Среди моих друзей есть несколько метеопатов, из тех, для кого геомагнитная сводка остаётся главной новостью дня, что бы ни случилось в окружающем мире. Прежде они виделись мне ипохондрическими сурками, которые проводят жизнь, тревожными столбиками всматриваясь в горизонт (или в прогноз Гисметео) и тихонько пересвистываясь: «Циклон! циклон! давление падает! завтра мы умрём!» «Невротики, – думала я, – меньше обжорства – больше секса, и всю вашу чувствительность как рукой!» (С моей точки зрения, это универсальный совет во всех случаях, кроме анорексии, – тогда только вторая часть.)
Я-то не верю в магнитные бури, поэтому четверг прожила как обычно: заснула в десять утра, проспала часа четыре, встала и попыталась жить. В тот день я передвигалась по спирали. Это когда нарезаешь по дому круг, действуя с эффективностью обезглавленной курицы, потом делаешь что-нибудь полезное, например, смотришься в зеркало. Ещё стремительная пробежка – и ага, кошки накормлены. Процесс сбора на прогулку выглядел так, будто я начала выигрывать в дурака на раздевание после длинной череды проигрышей – каждую вещь удаётся натянуть на себя не сразу, ценой некоторых умственных усилий и большой доли везения. Нарядившись, куда-то ходила, возвращалась, спала в разных местах кровати, там и сям, иногда поперёк, а потом настала пятница.
Мне сказали, будто седальгин после нурофена даёт интересные цветовые галлюцинации. Спорить не стану, но нурофен после седальгина – фигня полная. Зрение падает, и ты опять курица, но ещё с головой, и на глазах такая плёночка, сквозь которую пространство чётко просматривается не далее вытянутой руки.
Впрочем, на содержимом этой, всё ещё моей, головы погоды и пилюли не особенно сказались. Я и без них мыслю как та атлетическая красавица, гостья «Школы злословия» – только о возвышенном. Вы помните: «Я каждую минуту думаю о творчестве». – «Что, и когда в туалете сидите?» Вот и у меня такая же каша в мозгах, по крайней мере, на прогулке, если туфельки не натирают, помышляю исключительно о вещах абстрактных, заземлиться невозможно, и все молнии вокруг мои.

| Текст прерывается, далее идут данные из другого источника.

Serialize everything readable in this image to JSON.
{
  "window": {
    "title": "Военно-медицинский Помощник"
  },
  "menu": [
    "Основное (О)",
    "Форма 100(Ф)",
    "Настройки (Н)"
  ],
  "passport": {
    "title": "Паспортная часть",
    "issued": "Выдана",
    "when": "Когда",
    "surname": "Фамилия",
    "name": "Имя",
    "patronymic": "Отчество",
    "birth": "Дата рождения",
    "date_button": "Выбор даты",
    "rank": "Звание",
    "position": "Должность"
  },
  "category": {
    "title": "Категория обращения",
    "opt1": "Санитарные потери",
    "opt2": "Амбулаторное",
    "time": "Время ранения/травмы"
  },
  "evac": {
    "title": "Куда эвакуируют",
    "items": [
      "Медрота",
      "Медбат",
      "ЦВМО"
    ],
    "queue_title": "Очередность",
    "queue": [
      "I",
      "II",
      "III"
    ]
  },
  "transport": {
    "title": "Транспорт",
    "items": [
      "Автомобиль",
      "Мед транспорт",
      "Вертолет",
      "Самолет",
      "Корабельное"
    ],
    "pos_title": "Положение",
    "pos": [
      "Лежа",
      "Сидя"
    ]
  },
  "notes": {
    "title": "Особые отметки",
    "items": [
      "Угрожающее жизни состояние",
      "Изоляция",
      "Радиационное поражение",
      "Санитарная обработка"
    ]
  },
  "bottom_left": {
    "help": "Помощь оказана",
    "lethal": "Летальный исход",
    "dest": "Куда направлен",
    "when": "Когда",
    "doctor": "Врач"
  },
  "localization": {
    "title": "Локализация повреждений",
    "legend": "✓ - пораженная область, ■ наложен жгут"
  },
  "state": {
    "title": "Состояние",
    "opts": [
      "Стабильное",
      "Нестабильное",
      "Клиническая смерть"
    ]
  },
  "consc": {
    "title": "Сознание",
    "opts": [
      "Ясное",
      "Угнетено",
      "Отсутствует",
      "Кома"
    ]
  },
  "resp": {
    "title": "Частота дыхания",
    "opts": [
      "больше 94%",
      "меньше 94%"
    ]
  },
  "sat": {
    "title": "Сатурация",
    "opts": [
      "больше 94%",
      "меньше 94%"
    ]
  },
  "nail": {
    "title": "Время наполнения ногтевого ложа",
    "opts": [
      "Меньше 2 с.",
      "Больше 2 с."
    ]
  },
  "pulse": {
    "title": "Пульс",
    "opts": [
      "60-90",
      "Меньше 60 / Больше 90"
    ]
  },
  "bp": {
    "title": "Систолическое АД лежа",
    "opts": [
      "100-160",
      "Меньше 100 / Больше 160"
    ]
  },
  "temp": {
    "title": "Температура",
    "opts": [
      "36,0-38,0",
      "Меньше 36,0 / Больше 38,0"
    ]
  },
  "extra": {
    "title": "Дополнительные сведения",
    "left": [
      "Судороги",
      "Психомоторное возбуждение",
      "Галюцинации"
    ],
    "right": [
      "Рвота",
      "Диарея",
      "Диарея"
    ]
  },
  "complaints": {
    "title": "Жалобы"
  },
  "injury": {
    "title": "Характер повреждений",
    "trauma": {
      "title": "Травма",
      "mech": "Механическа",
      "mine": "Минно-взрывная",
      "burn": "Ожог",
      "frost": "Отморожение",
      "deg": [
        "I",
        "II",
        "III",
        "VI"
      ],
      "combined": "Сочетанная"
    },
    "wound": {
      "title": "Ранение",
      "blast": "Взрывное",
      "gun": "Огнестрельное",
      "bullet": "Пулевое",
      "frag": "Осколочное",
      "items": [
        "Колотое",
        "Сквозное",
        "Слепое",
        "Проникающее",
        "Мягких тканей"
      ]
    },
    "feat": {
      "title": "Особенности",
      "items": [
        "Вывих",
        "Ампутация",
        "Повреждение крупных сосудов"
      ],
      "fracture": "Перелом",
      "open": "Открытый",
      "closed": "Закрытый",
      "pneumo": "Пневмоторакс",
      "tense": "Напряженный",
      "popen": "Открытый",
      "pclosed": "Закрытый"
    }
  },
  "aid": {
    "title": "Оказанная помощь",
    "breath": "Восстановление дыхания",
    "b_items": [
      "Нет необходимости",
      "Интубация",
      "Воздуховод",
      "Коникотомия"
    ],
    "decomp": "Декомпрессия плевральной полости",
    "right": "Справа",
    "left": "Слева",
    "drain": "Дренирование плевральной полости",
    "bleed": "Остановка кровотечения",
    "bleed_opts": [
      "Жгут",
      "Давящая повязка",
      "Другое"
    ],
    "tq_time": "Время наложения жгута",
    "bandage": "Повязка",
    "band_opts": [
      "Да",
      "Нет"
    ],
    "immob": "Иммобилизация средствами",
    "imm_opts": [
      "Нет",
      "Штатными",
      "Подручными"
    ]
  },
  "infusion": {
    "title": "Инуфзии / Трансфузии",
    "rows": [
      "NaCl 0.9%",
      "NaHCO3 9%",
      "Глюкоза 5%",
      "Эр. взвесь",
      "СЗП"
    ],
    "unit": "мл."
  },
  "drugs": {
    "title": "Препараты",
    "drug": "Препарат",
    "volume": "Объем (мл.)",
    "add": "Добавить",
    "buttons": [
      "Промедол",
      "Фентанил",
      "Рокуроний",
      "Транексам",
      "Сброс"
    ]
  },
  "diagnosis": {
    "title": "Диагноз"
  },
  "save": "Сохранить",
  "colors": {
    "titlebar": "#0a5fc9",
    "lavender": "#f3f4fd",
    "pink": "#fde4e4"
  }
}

А туфельки теперь почти никогда не натирают, потому что бо́льшую часть жизни я провела в обуви не по размеру – тридцать третий взрослый появился в русских магазинах не так давно, но с тех пор, как он таки появился, я поклялась себе, что никогда, никогда больше мне не будет неудобно. Я сделалась неспособна к аскезе, как мужчина или другая бессмысленная тварь, алчущая удобств и отрицающая совершенствование через страдание. Женщинам-то знакомы пути духа через голод, корсет и лабутены, полные крови.
Итак, я парила, перебирая экковскими сандаликами, пялилась в свой химический туман и думала над словом «рассеянность».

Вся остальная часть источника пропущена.